III) α is surjective can’t imply α(~A) ⊄ ~α(A), otherwise a bijective map would contradict part (II). α is surjective can’t imply α(~A) ⊂ ~α(A) by the example in part (I).

Exercises 0.2 #4

I) t ∈ α(A ∪ B) ⇒ there is an s ∈ A ∪ B such that α(s) = t ⇒ there is an s ∈ A or s ∈ B such that α(s) = t ⇒ t ∈ α(A) or t ∈ α(B). Thus α(A ∪ B) ⊂ α(A) ∪ α(B). t ∈ α(A) ∪ α(B) ⇒ there is an s ∈ A or s ∈ B such that α(s) = t ⇒ there is an s ∈ A ∪ B such that α(s) = t ⇒ t ∈ α(A ∪ B). Thus α(A) ∪ α(B) ⊂ α(A ∪ B).

II) t ∈ α(A ∩ B) ⇒ there is an s ∈ A ∩ B such that α(s) = t ⇒ there is an s ∈ A and s ∈ B such that α(s) = t ⇒ t ∈ α(A) and t ∈ α(B). Thus α(A ∩ B) ⊂ α(A) ∩ α(B).

III) α = { (s1, t1), (s2, t0), (s3, t0) }. A ⊂ S = { s1, s2 }. B ⊂ S = { s1, s3 }. α(A ∩ B) = { t1 }. α(A) ∩ α(B) = { t1, t0 }.

Exercises 0.2 #3

I) Let α: S → T. Suppose α is surjective and there exist maps β1, β2 of T into a set U such that β1 ≠ β2 but β1α = β2α. Then there is a t ∈ T such that β1(t) ≠ β2(t). And there is an s ∈ S such that α(s) = t. So β1(α(s)) ≠ β2(α(s)). Contradiction. Conversely, by contraposition, if α is not surjective define β1: T → U as the union of { (t, u0) | t ∈ im α, u0 an arbitrary fixed element in U } and { (t, u1) | t ∉ im α, u1 an arbitrary fixed element in U }. Define β2 as β1 with (t, u1) replaced by (t, u2), u1 ≠ u2 for every t ∉ im α. Thus β1α = β2α and β1 ≠ β2.
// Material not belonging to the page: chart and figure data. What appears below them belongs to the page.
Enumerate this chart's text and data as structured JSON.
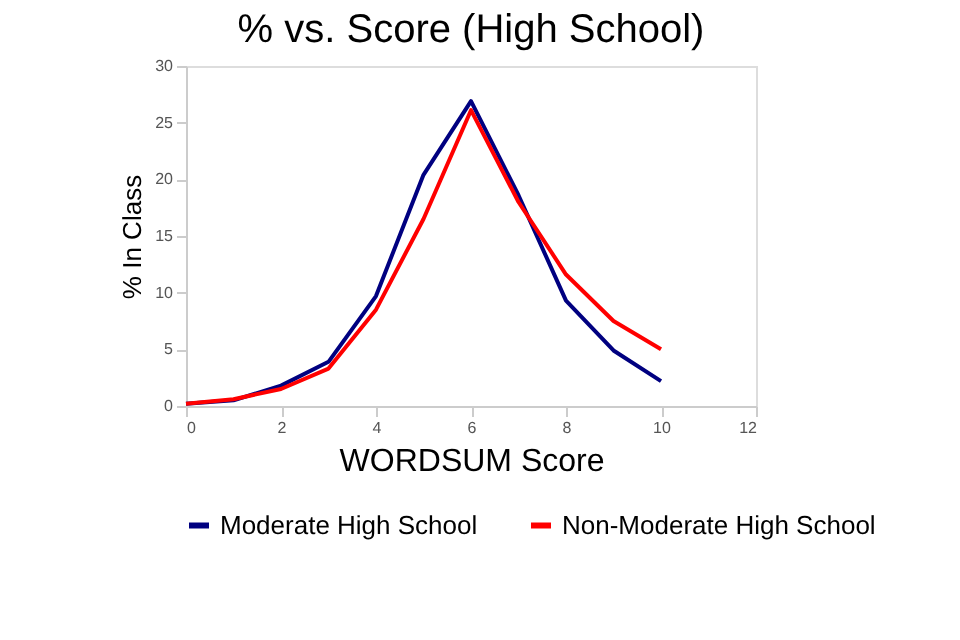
{
  "chart_data": {
    "type": "line",
    "title": "% vs. Score (High School)",
    "xlabel": "WORDSUM Score",
    "ylabel": "% In Class",
    "x": [
      0,
      1,
      2,
      3,
      4,
      5,
      6,
      7,
      8,
      9,
      10
    ],
    "series": [
      {
        "name": "Moderate High School",
        "color": "#000080",
        "values": [
          0.2,
          0.5,
          1.8,
          3.9,
          9.7,
          20.4,
          26.9,
          18.6,
          9.3,
          4.9,
          2.2
        ]
      },
      {
        "name": "Non-Moderate High School",
        "color": "#ff0000",
        "values": [
          0.2,
          0.6,
          1.5,
          3.3,
          8.5,
          16.5,
          26.1,
          18.0,
          11.6,
          7.5,
          5.0
        ]
      }
    ],
    "xlim": [
      0,
      12
    ],
    "xticks": [
      0,
      2,
      4,
      6,
      8,
      10,
      12
    ],
    "ylim": [
      0,
      30
    ],
    "yticks": [
      0,
      5,
      10,
      15,
      20,
      25,
      30
    ],
    "grid": false,
    "legend": "bottom",
    "marker": "none",
    "line_style": "solid"
  }
}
II) Suppose α is injective and there exist maps γ1, γ2 of a set U into S such that γ1 ≠ γ2 but αγ1 = αγ2. Then there is a u ∈ U such that γ1(u) ≠ γ2(u). So α(γ1(u)) ≠ α(γ2(u)). Contradiction. Conversely, by contraposition, if α is not injective there exists s1, s2 such that s1 ≠ s2 and α(s1) = α(s2). Define γ1: U → S as { (u, s1) | u ∈ U }. Define γ2: U → S as { (u, s2) | u ∈ U }. Thus γ1 ≠ γ2 but αγ1 = αγ2.

Exercises 0.2 #2

I) Let X ⊂ T be the set of all elements not in the range of α. Define β: T → S as the union of { (α(s), s) | s ∈ S } and U = { (x, s) | x ∈ X, s ∈ S }, (x, s1), (x, s2) ∈ U ⇒ s1 = s2. Since α is injective, β is well-defined. If s ∈ S β(α(s)) = s ⇒ βα = 1S. Conversely, suppose α is not injective. There exists s1, s2 such that α(s1) = α(s2) and s1 ≠ s2. So s1 = β(α(s1)) = β(α(s2)) = s2, contradicting s1 ≠ s2.
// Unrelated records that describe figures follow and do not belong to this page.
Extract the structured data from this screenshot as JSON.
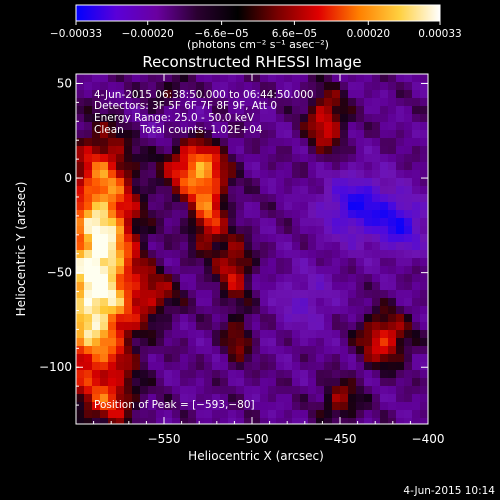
{
  "colorbar": {
    "tick_labels": [
      "−0.00033",
      "−0.00020",
      "−6.6e−05",
      "6.6e−05",
      "0.00020",
      "0.00033"
    ],
    "units_label": "(photons cm⁻² s⁻¹ asec⁻²)",
    "colors": [
      "#0000ff",
      "#5a00d8",
      "#6a00a0",
      "#2a0030",
      "#000000",
      "#7a0000",
      "#e00000",
      "#ff8000",
      "#ffd040",
      "#ffffff"
    ]
  },
  "chart_data": {
    "type": "heatmap",
    "title": "Reconstructed RHESSI Image",
    "xlabel": "Heliocentric X (arcsec)",
    "ylabel": "Heliocentric Y (arcsec)",
    "xlim": [
      -600,
      -400
    ],
    "ylim": [
      -130,
      55
    ],
    "x_ticks": [
      -550,
      -500,
      -450,
      -400
    ],
    "y_ticks": [
      50,
      0,
      -50,
      -100
    ],
    "x_tick_labels": [
      "−550",
      "−500",
      "−450",
      "−400"
    ],
    "y_tick_labels": [
      "50",
      "0",
      "−50",
      "−100"
    ],
    "annotations": [
      "4-Jun-2015 06:38:50.000 to 06:44:50.000",
      "Detectors: 3F 5F 6F 7F 8F 9F, Att 0",
      "Energy Range: 25.0 - 50.0 keV",
      "Clean     Total counts: 1.02E+04",
      "Position of Peak = [−593,−80]"
    ],
    "peak": {
      "x": -593,
      "y": -80
    },
    "value_range": [
      -0.00033,
      0.00033
    ],
    "sources": [
      {
        "x": -590,
        "y": -72,
        "sx": 16,
        "sy": 30,
        "amp": 1.0
      },
      {
        "x": -585,
        "y": -30,
        "sx": 14,
        "sy": 22,
        "amp": 0.7
      },
      {
        "x": -585,
        "y": 5,
        "sx": 12,
        "sy": 18,
        "amp": 0.5
      },
      {
        "x": -532,
        "y": 5,
        "sx": 12,
        "sy": 11,
        "amp": 0.85
      },
      {
        "x": -525,
        "y": -20,
        "sx": 7,
        "sy": 14,
        "amp": 0.65
      },
      {
        "x": -510,
        "y": -48,
        "sx": 7,
        "sy": 12,
        "amp": 0.55
      },
      {
        "x": -508,
        "y": -85,
        "sx": 6,
        "sy": 10,
        "amp": 0.4
      },
      {
        "x": -555,
        "y": -62,
        "sx": 10,
        "sy": 9,
        "amp": 0.4
      },
      {
        "x": -458,
        "y": 30,
        "sx": 8,
        "sy": 12,
        "amp": 0.6
      },
      {
        "x": -425,
        "y": -85,
        "sx": 10,
        "sy": 10,
        "amp": 0.65
      },
      {
        "x": -450,
        "y": -118,
        "sx": 8,
        "sy": 8,
        "amp": 0.45
      },
      {
        "x": -580,
        "y": -118,
        "sx": 10,
        "sy": 9,
        "amp": 0.4
      },
      {
        "x": -548,
        "y": 45,
        "sx": 8,
        "sy": 7,
        "amp": 0.3
      },
      {
        "x": -440,
        "y": -15,
        "sx": 14,
        "sy": 12,
        "amp": -0.7
      },
      {
        "x": -415,
        "y": -25,
        "sx": 10,
        "sy": 10,
        "amp": -0.6
      },
      {
        "x": -470,
        "y": -65,
        "sx": 12,
        "sy": 12,
        "amp": -0.3
      },
      {
        "x": -545,
        "y": 30,
        "sx": 12,
        "sy": 8,
        "amp": -0.15
      }
    ]
  },
  "timestamp": "4-Jun-2015 10:14"
}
II) Since α is surjective, choose one and only one s in the fiber (section 0.3) over t ∈ im α such that (t, s) ∈ β for every t ∈ T. β is clearly a map and αβ = 1T. Conversely, suppose α is not surjective. Then there exists a t1 ≠ α(s) for every s ∈ S. Since αβ = 1T, α(β(t1)) = t1. Contradiction.

III) For part (I) if β is unique, every element t ∈ T must be in the range of α. Otherwise the image under β, of each t not in the range of α, can be made arbitrarily different. Thus contradicting the uniqueness of β.

For part (II) suppose β is unique and α is not injective. Then there exists s1, s2 such that α(s1) = α(s2) and s1 ≠ s2. If (α(s1), s1) ∈ β, replace it with (α(s1), s2). If (α(s1), s2) ∈ β, replace it with (α(s1), s1). Thus β is not unique. Contradiction.